Amazon Web Services will be the first cloud company to offer Nvidia’s GH200 Grace Hopper Superchips on its service.
The company will offer the combined CPU and GPU over Amazon Elastic Compute Cloud (Amazon EC2) instances connected with Amazon’s EFA networking. It will be supported by the AWS Nitro System virtualization and Amazon EC2 UltraClusters hyperscale services.
AWS will also offer the GH200 NVL32 chips over Nvidia DGX Cloud, Nvidia's own service that it runs on top of other cloud providers.
Hyperscalers essentially lease Nvidia's servers, deploying them as a cloud within their cloud that Nvidia can market and sell to enterprises looking for large GPU supercomputers.
Google, Microsoft, and Oracle previously announced they would support DGX Cloud, but AWS reportedly held off. The other hyperscalers have not promoted the DGX Cloud service on their own websites.
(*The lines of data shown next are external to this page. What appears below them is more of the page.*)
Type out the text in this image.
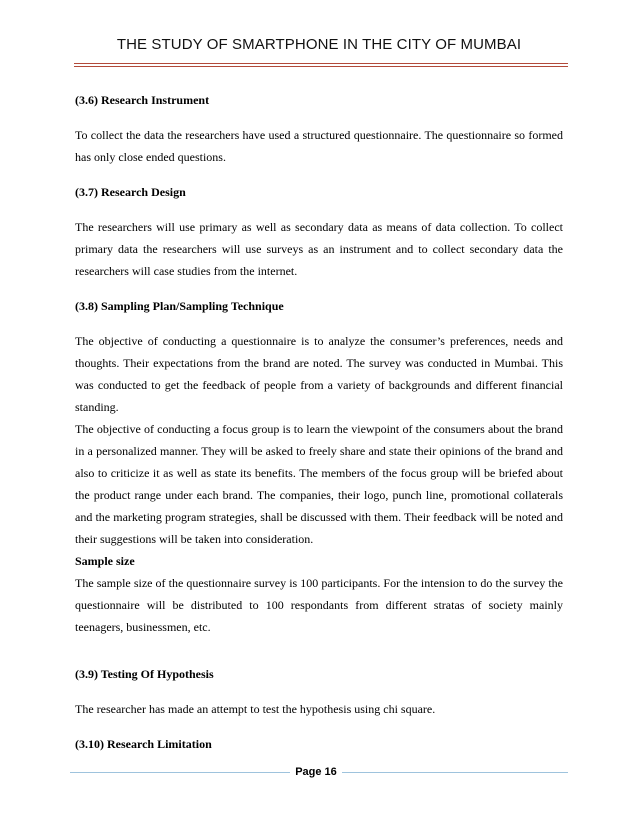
THE STUDY OF SMARTPHONE IN THE CITY OF MUMBAI

(3.6) Research Instrument

To collect the data the researchers have used a structured questionnaire. The questionnaire so formed has only close ended questions.

(3.7) Research Design

The researchers will use primary as well as secondary data as means of data collection. To collect primary data the researchers will use surveys as an instrument and to collect secondary data the researchers will case studies from the internet.

(3.8) Sampling Plan/Sampling Technique

The objective of conducting a questionnaire is to analyze the consumer’s preferences, needs and thoughts. Their expectations from the brand are noted. The survey was conducted in Mumbai. This was conducted to get the feedback of people from a variety of backgrounds and different financial standing.

The objective of conducting a focus group is to learn the viewpoint of the consumers about the brand in a personalized manner. They will be asked to freely share and state their opinions of the brand and also to criticize it as well as state its benefits. The members of the focus group will be briefed about the product range under each brand. The companies, their logo, punch line, promotional collaterals and the marketing program strategies, shall be discussed with them. Their feedback will be noted and their suggestions will be taken into consideration.

Sample size

The sample size of the questionnaire survey is 100 participants. For the intension to do the survey the questionnaire will be distributed to 100 respondants from different stratas of society mainly teenagers, businessmen, etc.

(3.9) Testing Of Hypothesis

The researcher has made an attempt to test the hypothesis using chi square.

(3.10) Research Limitation

Page 16
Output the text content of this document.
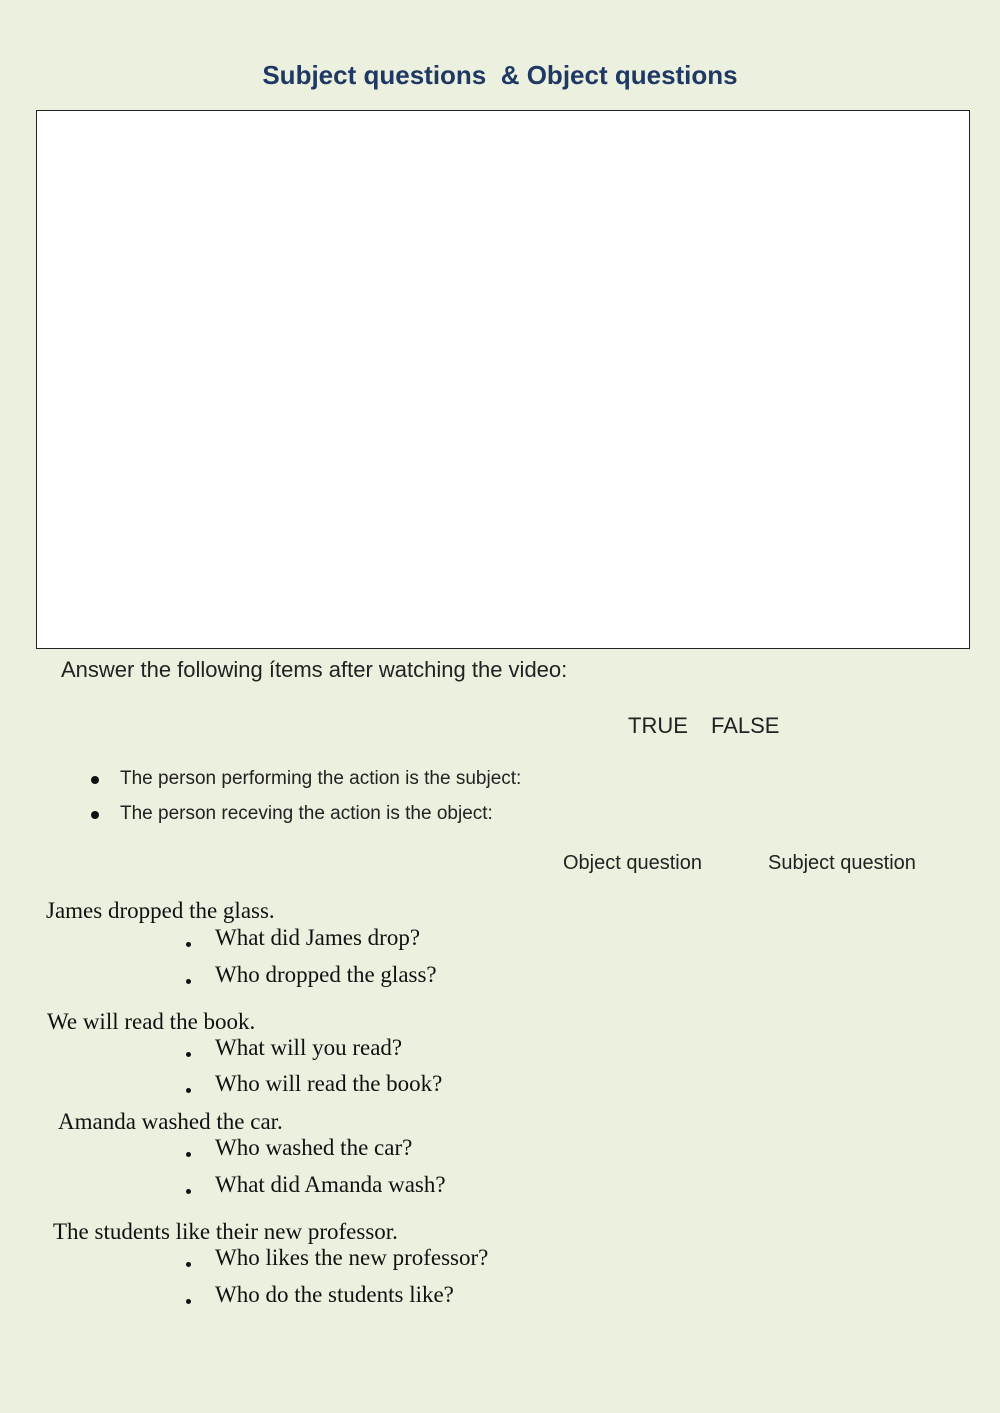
Subject questions  & Object questions
Answer the following ítems after watching the video:
TRUE FALSE
The person performing the action is the subject:
The person receving the action is the object:
Object question	Subject question
James dropped the glass.
What did James drop?
Who dropped the glass?
We will read the book.
What will you read?
Who will read the book?
Amanda washed the car.
Who washed the car?
What did Amanda wash?
The students like their new professor.
Who likes the new professor?
Who do the students like?
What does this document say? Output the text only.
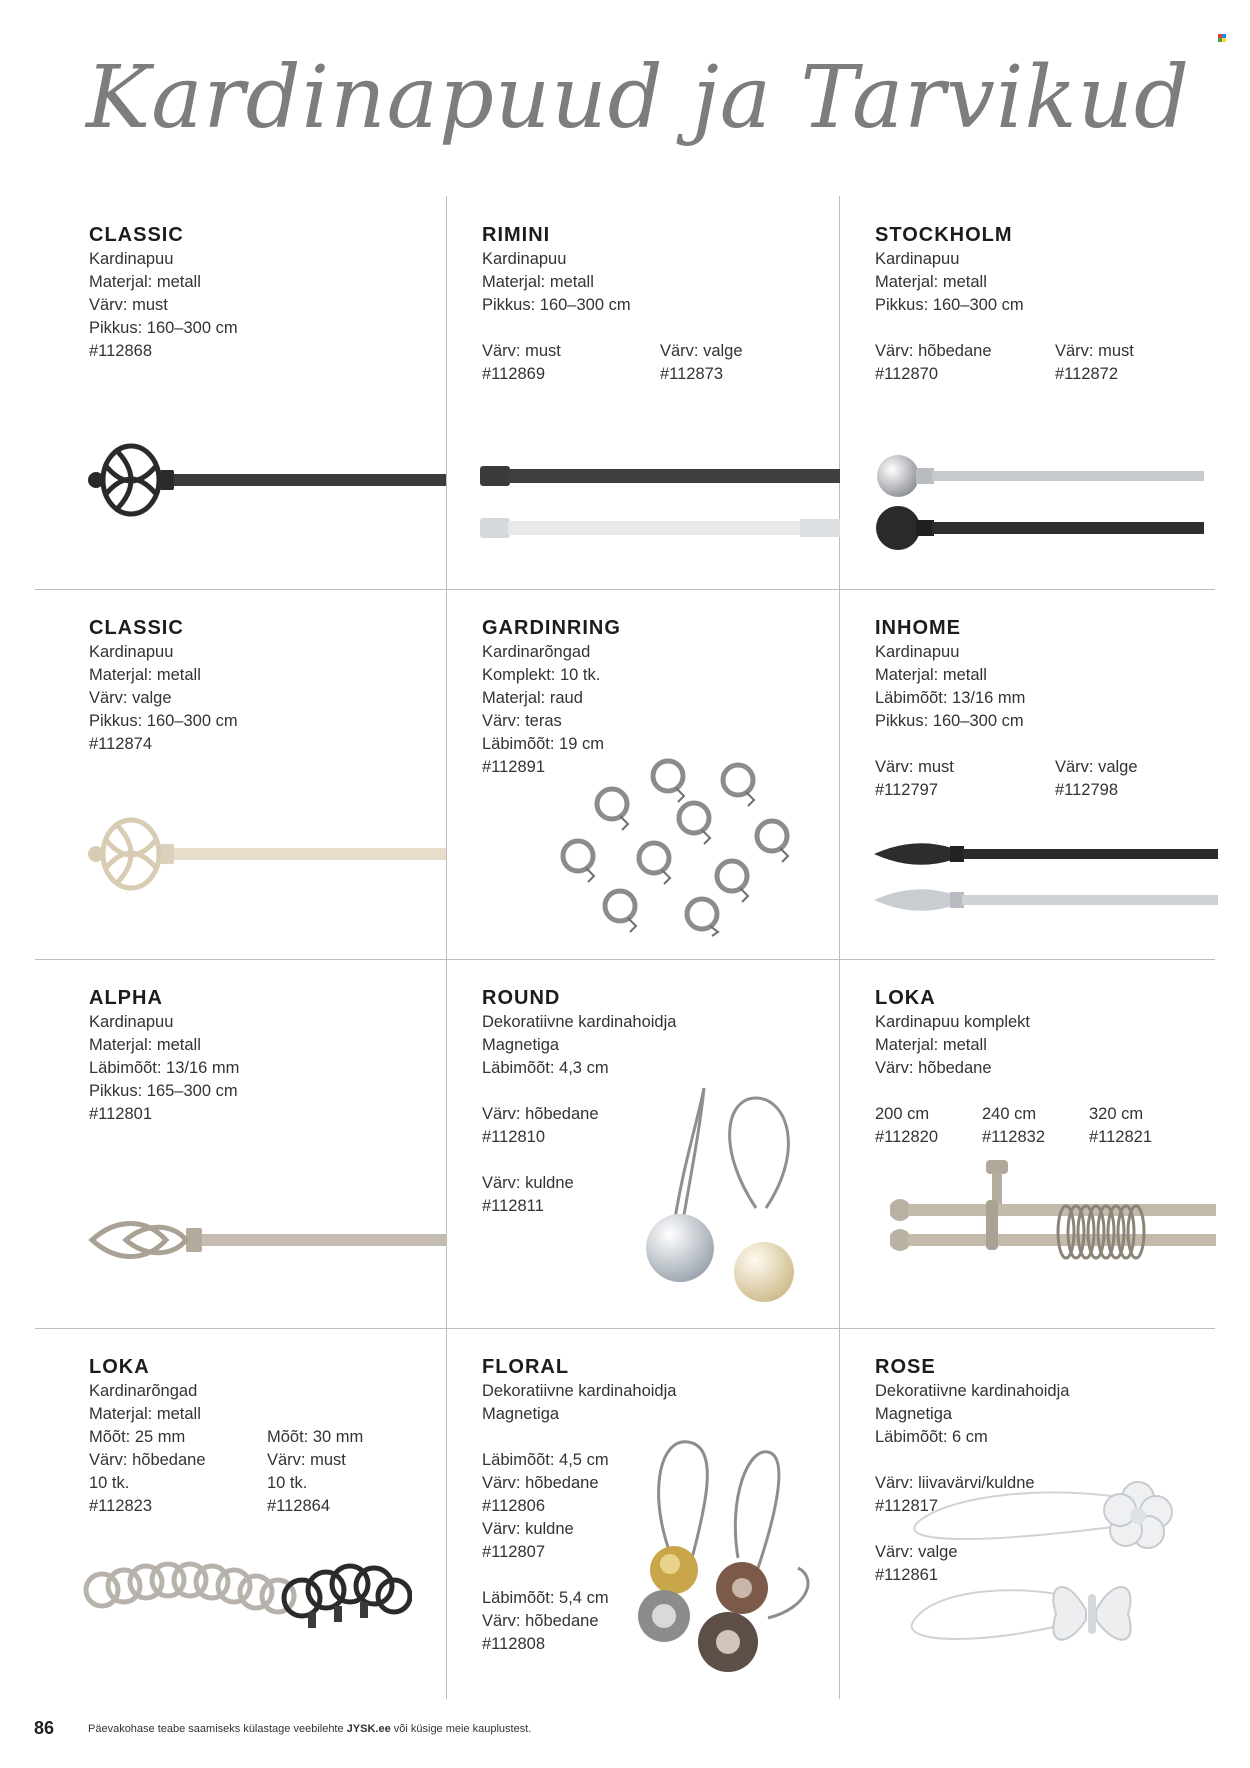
Kardinapuud ja Tarvikud
CLASSIC
Kardinapuu
Materjal: metall
Värv: must
Pikkus: 160–300 cm
#112868
RIMINI
Kardinapuu
Materjal: metall
Pikkus: 160–300 cm
Värv: must
#112869
Värv: valge
#112873
STOCKHOLM
Kardinapuu
Materjal: metall
Pikkus: 160–300 cm
Värv: hõbedane
#112870
Värv: must
#112872
CLASSIC
Kardinapuu
Materjal: metall
Värv: valge
Pikkus: 160–300 cm
#112874
GARDINRING
Kardinarõngad
Komplekt: 10 tk.
Materjal: raud
Värv: teras
Läbimõõt: 19 cm
#112891
INHOME
Kardinapuu
Materjal: metall
Läbimõõt: 13/16 mm
Pikkus: 160–300 cm
Värv: must
#112797
Värv: valge
#112798
ALPHA
Kardinapuu
Materjal: metall
Läbimõõt: 13/16 mm
Pikkus: 165–300 cm
#112801
ROUND
Dekoratiivne kardinahoidja
Magnetiga
Läbimõõt: 4,3 cm
Värv: hõbedane
#112810
Värv: kuldne
#112811
LOKA
Kardinapuu komplekt
Materjal: metall
Värv: hõbedane
200 cm
#112820
240 cm
#112832
320 cm
#112821
LOKA
Kardinarõngad
Materjal: metall
Mõõt: 25 mm
Värv: hõbedane
10 tk.
#112823
Mõõt: 30 mm
Värv: must
10 tk.
#112864
FLORAL
Dekoratiivne kardinahoidja
Magnetiga
Läbimõõt: 4,5 cm
Värv: hõbedane
#112806
Värv: kuldne
#112807
Läbimõõt: 5,4 cm
Värv: hõbedane
#112808
ROSE
Dekoratiivne kardinahoidja
Magnetiga
Läbimõõt: 6 cm
Värv: liivavärvi/kuldne
#112817
Värv: valge
#112861
86	Päevakohase teabe saamiseks külastage veebilehte JYSK.ee või küsige meie kauplustest.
“What makes this DGX Cloud announcement special is that this will be the first DGX Cloud powered by Nvidia's Grace Hopper,” Ian Buck, Nvidia's VP of hyperscale and HPC, said.
“It is a new rack-scale GPU architecture for the era of generative AI."
The GH200 with the NVL32 rack architecture provides the largest shared memory in a single instance on a cloud service, Nvidia said, supporting large language models that can reach beyond 1 trillion parameters.
At the same AWS re:Invent conference, both companies announced 'Project Ceiba,' a plan to build the world’s largest cloud AI supercomputer on AWS to be used by Nvidia's internal teams.